Well Easter has come and gone, I’m sure everyone managed to stock up on many an Easter egg and indulge the sweet tooth/coffee tooth/meat tooth/alcohol tooth after a forty day sojourn! I myself decided to give up some of my time for the forty days and instead took on another task; organising the Irish Quaternary Association (IQUA) Spring Meeting in Belfast. There are many, many ways academics and scientists like to communicate their ideas and results. Peer-reviewed papers are generally the benchmark we all aspire to be held to. Conferences offer such an opportunity to communicate such information without the peer-review process while enjoying lots of sandwiches, tea/coffee and the odd sherry! The IQUA Spring Meeting was targeted specifically at research students and academics engaged in Quaternary sciences research from a broad range of backgrounds to facilitate a greater interdisciplinary communication between various backgrounds. Postgraduates were particularly encouraged to attend and present papers and posters, providing an opportunity for students to engage with the broader Irish Quaternary sciences community as well as experience their first academic conference.

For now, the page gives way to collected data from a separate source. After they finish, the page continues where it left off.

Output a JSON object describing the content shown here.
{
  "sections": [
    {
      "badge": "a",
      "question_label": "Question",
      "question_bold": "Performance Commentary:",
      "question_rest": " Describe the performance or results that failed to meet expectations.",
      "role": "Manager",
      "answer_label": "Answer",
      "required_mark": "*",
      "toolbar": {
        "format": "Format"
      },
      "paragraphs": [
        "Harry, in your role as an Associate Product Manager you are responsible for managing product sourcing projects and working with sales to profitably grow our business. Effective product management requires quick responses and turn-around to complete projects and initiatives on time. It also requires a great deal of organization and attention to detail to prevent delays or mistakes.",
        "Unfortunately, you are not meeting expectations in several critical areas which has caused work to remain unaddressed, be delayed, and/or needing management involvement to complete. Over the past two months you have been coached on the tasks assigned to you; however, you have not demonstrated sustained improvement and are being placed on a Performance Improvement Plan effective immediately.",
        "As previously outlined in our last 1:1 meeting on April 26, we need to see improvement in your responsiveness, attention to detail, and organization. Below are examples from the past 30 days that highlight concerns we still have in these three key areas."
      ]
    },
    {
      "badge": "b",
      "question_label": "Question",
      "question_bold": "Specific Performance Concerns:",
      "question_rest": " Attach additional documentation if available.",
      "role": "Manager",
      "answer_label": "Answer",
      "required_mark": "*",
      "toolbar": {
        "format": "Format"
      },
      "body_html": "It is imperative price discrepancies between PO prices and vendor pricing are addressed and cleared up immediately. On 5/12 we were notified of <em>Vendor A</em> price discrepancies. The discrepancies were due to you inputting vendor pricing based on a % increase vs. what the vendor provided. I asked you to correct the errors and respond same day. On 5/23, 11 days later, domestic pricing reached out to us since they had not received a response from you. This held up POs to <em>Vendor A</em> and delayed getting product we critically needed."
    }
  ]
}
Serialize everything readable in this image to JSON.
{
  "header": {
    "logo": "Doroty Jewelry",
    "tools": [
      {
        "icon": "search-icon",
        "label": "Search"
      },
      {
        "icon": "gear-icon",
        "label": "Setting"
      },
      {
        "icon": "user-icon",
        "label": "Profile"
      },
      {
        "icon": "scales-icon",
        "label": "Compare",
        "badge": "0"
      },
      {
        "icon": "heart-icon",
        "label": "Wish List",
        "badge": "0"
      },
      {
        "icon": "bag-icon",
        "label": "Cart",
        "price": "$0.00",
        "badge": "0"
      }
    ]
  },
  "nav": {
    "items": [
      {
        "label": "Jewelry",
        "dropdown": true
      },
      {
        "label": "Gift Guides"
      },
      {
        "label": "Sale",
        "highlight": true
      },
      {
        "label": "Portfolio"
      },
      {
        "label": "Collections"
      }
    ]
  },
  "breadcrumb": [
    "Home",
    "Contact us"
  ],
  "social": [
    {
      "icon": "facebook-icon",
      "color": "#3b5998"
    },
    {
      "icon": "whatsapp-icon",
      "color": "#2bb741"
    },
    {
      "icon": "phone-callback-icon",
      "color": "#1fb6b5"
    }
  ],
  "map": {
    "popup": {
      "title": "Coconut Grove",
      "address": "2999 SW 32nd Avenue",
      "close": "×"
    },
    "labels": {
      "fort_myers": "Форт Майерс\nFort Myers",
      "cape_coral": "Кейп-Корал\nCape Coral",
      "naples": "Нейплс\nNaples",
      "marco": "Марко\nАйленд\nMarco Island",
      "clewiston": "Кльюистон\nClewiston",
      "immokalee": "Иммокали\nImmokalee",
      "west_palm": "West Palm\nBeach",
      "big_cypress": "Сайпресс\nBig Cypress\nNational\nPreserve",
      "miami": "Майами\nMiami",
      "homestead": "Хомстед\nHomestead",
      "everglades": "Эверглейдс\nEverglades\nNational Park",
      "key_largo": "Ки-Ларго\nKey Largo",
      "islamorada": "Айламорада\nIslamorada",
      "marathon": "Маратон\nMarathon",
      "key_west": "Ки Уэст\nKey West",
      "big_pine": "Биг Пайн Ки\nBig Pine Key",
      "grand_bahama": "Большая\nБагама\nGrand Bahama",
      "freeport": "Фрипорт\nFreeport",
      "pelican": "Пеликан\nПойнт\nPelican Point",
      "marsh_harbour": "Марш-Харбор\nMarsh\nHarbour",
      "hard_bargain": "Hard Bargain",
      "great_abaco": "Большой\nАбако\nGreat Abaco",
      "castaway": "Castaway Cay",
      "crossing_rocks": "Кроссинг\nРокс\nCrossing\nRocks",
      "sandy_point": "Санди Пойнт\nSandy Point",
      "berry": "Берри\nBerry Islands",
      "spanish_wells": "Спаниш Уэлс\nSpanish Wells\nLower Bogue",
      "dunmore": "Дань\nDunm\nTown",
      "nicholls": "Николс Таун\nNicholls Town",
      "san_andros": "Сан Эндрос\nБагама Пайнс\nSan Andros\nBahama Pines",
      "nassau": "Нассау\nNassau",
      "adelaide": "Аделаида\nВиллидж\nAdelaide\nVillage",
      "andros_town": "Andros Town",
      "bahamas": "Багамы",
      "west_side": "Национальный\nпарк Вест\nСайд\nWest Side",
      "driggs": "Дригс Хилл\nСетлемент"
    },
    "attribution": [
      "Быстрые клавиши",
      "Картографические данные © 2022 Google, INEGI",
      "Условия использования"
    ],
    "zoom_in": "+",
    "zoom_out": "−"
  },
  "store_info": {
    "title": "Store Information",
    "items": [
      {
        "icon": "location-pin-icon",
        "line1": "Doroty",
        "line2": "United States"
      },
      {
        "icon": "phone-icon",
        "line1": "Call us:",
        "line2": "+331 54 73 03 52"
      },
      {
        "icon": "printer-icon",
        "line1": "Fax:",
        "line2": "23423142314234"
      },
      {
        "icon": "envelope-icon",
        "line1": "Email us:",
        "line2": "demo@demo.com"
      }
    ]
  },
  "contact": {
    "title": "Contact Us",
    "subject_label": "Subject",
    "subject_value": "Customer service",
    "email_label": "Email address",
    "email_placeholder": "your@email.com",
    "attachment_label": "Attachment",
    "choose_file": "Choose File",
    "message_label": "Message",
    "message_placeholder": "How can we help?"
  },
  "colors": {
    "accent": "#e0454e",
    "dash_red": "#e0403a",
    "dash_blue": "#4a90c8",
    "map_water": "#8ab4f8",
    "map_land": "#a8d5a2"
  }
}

So with this in mind, the task was clear: get speakers and get sandwiches! I had approximately ten or so slots to fill for the day, so it was going to be tricky tracking down people who would be available during a holiday period such as Easter to give a presentation (most people want to not think about their work when they’re on holidays from work!). However, armed with Outlook Express and Google I set forth tracking down people that might be interested in giving talks. Without going into the nitty-gritty in one day alone I sent over forty emails to various academics and postgraduate research students enticing them to a one day conference in Belfast. Perseverance being what it is paid off! I managed to not only get nine speakers (I added myself onto the list of speakers to make up the ten) but nine speakers presenting material on a wide range of topics. From the dangers of tuning proxy archives to late-Glacial and Holocene environmental change in South America, it really was a mixed bag of presentations!
The morning of the 14th of April, while most people are in a restful slumber I awoke before my alarms by three hours at 4:30am! Yes, conference preparations while learning the talks you are giving in less than twelve hours really does get the body out of bed rather sharpish. By the time the conference started I was getting my second wind. Now for a small conference as the IQUA Spring Meeting, one would expect it to be very relaxed and unstressful, and generally one would be correct. However, being a gracious host and in some regards grateful for people travelling all the way up to Belfast from Dublin, Galway and Limerick, so catering was provided to all attendees. It just isn’t cricket to go to a conference and not get a free lunch! So while chairing a session I was somewhat agitated as I was receiving phone calls form the lost delivery driver, nonetheless with impeccable timing he arrived, sandwiches in hand.
Following the presentations a slight adjournment in proceedings was had with the IQUA AGM, this provided the opportunity for people to get involved with the association and understand how things work. Ah democracy in action! Finally at 4:00pm when the necessary decisions regarding committee business was done, a wee drop of the black stuff (Guinness stout) and tours of the 14CHRONO Centre AMS Facility were offered. A unique opportunity to see the only 14C radiocarbon dating lab in Ireland, something which doesn’t happen too often!
All in all, a great day of talks and posters was had by all and as I browse through the programme abstracts I’m reminded by the words of Richard Feynman; “Our imagination is stretched to the utmost, not, as in fiction, to imagine things which are not really there, but just to comprehend those things which are there”.